責任所在不明の再稼働

2015年8月20日 (木) ─

 11日、鹿児島県の川内原発1号機が再稼働し、我が国で約2年間続いていた「原発稼働ゼロ」状態が終わりを告げた。国内の原発が再稼働するのは、福島第一原発事故後に制定された新規制基準の下では初めてだ。

◆見えぬ責任の所在
 原発の再稼働については、まず、事業者の申請に従い原子力規制委員会が規制基準に適合しているかどうかを審査し、適合すると判断されれば、地元自治体の同意等を経て、電力事業者の自主的判断によって再稼働がなされるという流れになっている。

 しかし、このような仕組みでは、誰が最終的に安全性に責任を持って再稼働の判断を行うかが明確ではない。
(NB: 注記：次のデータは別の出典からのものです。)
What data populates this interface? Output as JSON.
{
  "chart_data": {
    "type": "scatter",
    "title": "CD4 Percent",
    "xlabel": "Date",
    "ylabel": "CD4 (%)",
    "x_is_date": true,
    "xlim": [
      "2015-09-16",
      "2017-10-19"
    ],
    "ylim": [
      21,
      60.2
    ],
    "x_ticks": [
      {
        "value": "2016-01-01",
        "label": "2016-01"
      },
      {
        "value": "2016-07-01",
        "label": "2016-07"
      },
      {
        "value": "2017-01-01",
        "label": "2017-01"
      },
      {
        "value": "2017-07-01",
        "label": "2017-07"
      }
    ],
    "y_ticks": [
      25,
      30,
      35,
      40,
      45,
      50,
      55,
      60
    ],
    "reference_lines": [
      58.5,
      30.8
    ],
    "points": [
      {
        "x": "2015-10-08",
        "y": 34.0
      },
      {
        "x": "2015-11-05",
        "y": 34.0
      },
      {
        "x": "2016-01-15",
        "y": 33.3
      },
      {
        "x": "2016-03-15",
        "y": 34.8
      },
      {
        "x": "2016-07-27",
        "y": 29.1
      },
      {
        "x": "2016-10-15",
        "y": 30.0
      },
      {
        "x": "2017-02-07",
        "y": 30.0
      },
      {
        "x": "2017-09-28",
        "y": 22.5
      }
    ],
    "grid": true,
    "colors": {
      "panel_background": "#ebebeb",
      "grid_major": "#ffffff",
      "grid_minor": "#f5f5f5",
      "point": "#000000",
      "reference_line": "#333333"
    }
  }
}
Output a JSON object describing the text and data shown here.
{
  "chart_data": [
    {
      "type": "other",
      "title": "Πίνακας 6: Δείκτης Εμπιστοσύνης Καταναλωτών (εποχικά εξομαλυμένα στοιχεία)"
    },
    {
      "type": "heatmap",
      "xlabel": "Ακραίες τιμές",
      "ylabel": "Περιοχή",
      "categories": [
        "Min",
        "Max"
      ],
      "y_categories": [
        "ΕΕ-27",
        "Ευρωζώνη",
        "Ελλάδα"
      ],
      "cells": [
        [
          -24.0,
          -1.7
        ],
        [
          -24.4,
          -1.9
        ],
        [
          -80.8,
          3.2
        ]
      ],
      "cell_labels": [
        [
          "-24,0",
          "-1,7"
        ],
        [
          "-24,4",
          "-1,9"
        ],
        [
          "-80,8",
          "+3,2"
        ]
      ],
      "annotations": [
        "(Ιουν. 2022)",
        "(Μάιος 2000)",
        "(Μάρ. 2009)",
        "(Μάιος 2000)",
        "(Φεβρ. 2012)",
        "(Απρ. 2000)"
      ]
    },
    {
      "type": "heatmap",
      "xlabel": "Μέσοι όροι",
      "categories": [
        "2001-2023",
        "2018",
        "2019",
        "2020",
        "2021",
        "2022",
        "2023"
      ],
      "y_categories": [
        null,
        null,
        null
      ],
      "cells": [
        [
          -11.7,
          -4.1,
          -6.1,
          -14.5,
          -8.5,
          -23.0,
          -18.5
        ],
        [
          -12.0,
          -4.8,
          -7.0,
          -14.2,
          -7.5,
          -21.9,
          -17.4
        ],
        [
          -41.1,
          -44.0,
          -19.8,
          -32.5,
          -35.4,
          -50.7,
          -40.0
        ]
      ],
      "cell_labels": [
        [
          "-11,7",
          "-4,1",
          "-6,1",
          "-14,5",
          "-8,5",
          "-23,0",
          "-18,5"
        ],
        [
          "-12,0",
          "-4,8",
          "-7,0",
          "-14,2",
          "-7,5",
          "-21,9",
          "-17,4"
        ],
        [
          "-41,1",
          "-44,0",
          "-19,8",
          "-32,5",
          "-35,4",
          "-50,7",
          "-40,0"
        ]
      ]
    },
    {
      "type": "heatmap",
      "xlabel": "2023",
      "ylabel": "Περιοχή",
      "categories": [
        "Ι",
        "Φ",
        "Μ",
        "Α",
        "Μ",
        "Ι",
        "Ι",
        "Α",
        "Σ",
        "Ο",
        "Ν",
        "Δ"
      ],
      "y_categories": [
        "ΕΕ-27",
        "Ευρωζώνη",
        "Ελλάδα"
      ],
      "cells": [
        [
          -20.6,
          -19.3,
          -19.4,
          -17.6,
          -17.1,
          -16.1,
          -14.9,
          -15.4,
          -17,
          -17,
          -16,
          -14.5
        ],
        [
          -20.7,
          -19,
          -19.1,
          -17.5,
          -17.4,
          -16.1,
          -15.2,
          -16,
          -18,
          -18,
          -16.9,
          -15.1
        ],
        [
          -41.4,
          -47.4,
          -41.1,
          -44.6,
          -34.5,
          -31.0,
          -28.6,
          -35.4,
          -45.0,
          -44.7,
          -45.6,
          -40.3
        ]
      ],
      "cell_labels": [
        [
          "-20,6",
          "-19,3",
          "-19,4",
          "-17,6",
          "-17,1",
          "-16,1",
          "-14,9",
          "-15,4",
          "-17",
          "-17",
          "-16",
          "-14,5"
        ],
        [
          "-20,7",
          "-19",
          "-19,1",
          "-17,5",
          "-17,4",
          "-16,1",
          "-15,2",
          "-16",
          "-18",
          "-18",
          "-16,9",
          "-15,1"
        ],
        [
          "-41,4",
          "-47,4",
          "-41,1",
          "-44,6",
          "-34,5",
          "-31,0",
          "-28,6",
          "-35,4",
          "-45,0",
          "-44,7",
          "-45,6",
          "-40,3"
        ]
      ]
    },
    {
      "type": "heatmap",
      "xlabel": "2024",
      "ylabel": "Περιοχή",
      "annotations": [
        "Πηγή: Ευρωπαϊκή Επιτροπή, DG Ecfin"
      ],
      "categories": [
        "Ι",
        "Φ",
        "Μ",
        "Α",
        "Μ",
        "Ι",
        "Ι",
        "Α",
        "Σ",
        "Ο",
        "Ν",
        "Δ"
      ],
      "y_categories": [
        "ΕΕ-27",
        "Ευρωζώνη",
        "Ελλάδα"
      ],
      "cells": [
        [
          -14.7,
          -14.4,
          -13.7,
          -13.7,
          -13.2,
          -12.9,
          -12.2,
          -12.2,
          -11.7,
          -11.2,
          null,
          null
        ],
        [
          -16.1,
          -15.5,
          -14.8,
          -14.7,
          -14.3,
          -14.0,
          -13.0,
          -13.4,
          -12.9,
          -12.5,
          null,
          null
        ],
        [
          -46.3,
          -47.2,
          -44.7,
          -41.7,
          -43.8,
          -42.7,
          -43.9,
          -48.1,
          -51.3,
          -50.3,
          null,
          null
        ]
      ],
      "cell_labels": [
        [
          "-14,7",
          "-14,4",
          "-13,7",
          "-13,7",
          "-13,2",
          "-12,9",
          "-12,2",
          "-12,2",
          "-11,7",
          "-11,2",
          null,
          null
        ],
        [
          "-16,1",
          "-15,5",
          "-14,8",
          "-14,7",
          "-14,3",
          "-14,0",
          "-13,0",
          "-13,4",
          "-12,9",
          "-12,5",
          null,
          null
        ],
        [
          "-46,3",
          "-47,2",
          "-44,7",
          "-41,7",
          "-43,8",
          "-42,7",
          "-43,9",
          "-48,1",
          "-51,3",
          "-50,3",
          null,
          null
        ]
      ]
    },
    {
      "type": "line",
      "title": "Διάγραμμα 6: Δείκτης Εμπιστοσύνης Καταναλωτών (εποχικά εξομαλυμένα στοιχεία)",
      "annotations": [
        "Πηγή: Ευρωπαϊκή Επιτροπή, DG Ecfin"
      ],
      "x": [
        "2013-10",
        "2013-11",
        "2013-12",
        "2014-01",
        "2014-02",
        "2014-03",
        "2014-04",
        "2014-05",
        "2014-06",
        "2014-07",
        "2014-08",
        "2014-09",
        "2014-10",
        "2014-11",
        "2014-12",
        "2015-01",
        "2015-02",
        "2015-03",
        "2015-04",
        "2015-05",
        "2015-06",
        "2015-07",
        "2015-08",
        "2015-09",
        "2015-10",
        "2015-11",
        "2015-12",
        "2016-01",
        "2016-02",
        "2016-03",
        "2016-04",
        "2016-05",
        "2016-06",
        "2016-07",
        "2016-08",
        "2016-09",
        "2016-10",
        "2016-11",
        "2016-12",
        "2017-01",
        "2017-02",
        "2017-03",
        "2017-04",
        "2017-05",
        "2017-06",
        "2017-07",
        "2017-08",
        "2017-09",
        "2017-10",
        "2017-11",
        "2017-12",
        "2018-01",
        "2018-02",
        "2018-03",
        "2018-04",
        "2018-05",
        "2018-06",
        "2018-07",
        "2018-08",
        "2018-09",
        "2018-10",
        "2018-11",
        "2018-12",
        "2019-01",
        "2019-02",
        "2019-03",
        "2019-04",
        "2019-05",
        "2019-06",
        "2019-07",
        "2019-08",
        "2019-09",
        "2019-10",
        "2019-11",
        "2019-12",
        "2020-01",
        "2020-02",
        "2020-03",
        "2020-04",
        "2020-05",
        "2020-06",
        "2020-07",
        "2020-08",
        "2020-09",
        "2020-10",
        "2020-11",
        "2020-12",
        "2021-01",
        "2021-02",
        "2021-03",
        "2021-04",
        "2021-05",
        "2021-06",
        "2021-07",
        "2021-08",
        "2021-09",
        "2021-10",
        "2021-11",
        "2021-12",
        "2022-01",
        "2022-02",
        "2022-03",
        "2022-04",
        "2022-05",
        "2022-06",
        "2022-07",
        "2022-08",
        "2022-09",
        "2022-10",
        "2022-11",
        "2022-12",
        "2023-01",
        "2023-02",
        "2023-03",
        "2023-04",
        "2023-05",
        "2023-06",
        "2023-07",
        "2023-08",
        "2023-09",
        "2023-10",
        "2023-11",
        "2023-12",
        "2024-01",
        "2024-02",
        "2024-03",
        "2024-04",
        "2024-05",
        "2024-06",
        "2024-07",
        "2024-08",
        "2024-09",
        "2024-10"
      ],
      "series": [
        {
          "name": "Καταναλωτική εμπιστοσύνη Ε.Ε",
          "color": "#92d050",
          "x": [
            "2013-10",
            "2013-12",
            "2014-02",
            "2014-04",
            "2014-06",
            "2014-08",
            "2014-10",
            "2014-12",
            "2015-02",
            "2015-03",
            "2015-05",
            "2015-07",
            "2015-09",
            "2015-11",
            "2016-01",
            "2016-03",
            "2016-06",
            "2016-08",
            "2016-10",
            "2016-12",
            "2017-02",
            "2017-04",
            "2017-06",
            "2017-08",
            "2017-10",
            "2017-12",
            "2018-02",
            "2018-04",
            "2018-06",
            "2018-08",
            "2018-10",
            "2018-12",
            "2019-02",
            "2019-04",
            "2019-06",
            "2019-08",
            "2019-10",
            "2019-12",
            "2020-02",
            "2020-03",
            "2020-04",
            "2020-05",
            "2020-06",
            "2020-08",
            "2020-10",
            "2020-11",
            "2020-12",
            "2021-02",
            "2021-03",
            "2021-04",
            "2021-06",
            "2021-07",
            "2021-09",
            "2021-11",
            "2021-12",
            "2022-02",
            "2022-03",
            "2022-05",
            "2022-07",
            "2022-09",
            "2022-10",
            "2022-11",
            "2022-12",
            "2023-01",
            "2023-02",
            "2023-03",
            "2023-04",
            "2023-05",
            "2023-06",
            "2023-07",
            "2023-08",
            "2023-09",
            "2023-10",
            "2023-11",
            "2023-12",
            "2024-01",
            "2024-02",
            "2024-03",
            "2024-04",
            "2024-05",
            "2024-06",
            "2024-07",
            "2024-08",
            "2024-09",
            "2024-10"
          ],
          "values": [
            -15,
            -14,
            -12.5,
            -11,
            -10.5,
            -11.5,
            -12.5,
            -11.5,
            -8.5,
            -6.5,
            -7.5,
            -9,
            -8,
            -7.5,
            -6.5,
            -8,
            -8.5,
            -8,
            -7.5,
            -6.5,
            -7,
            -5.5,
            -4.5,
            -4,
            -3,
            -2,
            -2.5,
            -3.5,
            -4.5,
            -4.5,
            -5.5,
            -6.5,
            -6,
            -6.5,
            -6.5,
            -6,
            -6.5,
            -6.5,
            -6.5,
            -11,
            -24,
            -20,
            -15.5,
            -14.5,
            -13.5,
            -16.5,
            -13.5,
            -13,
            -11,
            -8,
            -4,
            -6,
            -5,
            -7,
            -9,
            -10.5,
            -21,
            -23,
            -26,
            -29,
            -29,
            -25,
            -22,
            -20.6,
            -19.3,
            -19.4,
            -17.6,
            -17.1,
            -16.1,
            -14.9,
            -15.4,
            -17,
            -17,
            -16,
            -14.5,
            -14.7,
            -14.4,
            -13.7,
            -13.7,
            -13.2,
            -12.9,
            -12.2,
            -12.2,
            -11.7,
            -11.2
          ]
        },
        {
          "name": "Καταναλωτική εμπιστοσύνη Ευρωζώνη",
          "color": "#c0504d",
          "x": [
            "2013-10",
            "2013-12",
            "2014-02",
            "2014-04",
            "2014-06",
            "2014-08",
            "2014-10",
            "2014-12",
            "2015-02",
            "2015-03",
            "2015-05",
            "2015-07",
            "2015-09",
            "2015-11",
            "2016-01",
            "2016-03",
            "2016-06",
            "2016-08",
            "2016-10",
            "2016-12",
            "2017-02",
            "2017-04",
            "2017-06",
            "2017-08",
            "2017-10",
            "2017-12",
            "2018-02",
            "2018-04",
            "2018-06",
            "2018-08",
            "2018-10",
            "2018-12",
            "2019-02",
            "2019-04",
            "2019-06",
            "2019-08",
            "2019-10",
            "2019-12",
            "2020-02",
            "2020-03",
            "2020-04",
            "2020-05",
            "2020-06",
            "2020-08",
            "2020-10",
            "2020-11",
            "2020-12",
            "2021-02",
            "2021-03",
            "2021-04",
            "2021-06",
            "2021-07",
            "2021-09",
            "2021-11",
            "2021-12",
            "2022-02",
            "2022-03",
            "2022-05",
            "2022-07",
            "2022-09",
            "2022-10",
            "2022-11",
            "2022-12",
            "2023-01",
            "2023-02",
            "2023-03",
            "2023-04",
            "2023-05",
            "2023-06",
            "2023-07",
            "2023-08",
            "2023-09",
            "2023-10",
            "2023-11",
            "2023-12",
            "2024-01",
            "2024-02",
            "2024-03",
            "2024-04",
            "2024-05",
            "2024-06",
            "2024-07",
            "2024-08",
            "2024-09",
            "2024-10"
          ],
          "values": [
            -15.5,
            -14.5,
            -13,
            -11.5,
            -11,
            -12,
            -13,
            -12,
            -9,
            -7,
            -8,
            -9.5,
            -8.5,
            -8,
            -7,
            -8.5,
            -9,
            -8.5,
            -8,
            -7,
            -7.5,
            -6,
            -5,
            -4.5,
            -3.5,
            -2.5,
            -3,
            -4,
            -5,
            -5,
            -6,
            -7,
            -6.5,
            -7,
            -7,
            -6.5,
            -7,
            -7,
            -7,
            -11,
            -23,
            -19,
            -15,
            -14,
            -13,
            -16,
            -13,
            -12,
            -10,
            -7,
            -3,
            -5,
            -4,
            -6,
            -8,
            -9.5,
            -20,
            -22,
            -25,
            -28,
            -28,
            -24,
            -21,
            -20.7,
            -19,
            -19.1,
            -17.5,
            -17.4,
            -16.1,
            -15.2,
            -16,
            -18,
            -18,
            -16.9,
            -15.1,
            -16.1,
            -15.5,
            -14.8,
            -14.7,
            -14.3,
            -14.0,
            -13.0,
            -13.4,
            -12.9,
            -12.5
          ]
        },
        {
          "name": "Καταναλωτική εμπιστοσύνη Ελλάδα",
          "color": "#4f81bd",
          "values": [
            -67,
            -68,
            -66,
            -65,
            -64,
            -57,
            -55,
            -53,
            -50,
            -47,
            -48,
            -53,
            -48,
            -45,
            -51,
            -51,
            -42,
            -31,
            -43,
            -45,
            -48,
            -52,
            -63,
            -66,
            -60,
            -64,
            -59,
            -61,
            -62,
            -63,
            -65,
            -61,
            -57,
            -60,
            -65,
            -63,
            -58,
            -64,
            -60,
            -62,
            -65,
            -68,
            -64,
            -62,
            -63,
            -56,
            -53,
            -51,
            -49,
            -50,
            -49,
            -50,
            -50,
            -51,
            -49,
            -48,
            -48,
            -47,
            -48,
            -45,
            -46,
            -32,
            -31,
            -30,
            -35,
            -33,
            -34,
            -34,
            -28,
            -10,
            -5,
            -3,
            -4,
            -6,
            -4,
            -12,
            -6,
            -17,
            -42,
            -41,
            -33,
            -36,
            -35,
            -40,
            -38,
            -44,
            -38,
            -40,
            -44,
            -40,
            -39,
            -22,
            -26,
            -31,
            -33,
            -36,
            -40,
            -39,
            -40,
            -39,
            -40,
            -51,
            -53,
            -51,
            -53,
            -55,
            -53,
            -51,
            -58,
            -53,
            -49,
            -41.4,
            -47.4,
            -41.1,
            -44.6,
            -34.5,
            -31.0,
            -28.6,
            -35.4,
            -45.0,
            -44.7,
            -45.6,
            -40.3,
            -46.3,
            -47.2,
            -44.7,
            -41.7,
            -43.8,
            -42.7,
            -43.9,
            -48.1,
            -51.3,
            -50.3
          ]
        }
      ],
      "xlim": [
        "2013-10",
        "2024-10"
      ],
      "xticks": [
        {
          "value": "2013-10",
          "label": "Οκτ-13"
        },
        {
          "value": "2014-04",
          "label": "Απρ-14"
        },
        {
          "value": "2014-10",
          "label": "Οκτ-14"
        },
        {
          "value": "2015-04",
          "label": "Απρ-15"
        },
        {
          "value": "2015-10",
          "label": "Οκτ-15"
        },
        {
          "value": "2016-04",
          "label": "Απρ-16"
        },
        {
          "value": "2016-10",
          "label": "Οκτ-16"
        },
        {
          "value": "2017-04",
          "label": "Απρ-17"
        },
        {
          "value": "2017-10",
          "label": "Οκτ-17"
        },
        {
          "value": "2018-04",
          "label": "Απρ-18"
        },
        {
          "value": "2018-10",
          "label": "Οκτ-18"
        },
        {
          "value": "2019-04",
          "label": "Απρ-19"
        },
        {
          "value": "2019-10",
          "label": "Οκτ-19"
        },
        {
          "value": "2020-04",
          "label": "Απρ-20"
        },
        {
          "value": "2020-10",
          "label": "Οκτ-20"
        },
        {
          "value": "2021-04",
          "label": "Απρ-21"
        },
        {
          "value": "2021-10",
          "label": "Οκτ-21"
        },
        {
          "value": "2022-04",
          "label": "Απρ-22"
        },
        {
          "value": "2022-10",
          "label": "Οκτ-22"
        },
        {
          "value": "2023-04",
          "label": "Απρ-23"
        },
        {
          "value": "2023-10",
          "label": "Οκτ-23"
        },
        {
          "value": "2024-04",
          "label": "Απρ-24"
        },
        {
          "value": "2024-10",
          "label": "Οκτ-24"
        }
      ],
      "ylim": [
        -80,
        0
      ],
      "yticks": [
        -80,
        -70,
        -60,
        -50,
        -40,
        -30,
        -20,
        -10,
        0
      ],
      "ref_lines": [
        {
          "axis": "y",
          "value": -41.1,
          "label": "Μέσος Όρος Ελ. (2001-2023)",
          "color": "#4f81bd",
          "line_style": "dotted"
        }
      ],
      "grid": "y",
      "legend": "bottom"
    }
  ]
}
宮沢経産大臣は、「事業者が…最終判断をして再稼働に至る」と述べ、田中原子力規制委員会委員長は、「規制委員会が再稼働しなければいけない理由は何もない」と述べ、さらに九電の瓜生社長は、「引き続き国の検査に真摯に取り組む」と述べるなど、それぞれが再稼働の判断は自らの責任では無いという押し付け合いを行っている。

 これでは、国民の間に再稼働についての不安が増すのも当然だ。事実、世論調査では今も過半数の国民が、川内原発再稼働に反対している。

 本来、福島第一原発の過酷事故を受けての原発再稼働については、その重大性から政府が最終判断を行うべきであり、併せて国民への説明責任も果たすべきだ。

◆原発比率維持への執着
 政府は、原発再稼働の最終判断は事業者にあるとして、表面上は見守る立場であるとの姿勢を示している。しかし、実態を見ると、エネルギーミックスで出された2030年における原発比率20~22%を何としても達成するため、再稼働を進めようという強い意思が垣間見えり。

 例えば、経産省は、現在停止中の原発が立地する自治体への交付金を、引き下げる方針を固めたと報じられており、減額を恐れた自治体が、今後、再稼働に同意していく間接的な圧力につながることが危惧される。

 また、使用済み核燃料再処理事業を行っている日本原燃を認可法人化して、国の関与を強めようとする動きも始まった。これらは、実質的には原発事業への支援にあたる。

 政府は、再稼働は民間事業者の判断だとしながらも、さらなる原発再稼働のための環境を着々と整えようとしている。

◆教訓忘れぬ原発政策を
 現在、全国的に危機的な電力不足は起きておらず、コスト高ではあるが、安定供給が続いている。また、川内原発に関しては、桜島に大規模噴火の予兆が見られるなど、災害へのリスクが高まっている。

 こうした状況下で、安全性や事故時の対応についての説明が不十分なまま再稼働を進めることは、福島第一原発事故の教訓を踏まえて、「原発依存度を可能な限り低減」するとした政府決定に自ら反するものだ。政府は原発の安全神話から決別するという原則に立ち返り、山積みの課題に対してひとつひとつ責任ある説明を行う必要がある。

 予算委員会が、8月中にも開かれる運びと聞いているが、再稼働の問題点についても質していきたい。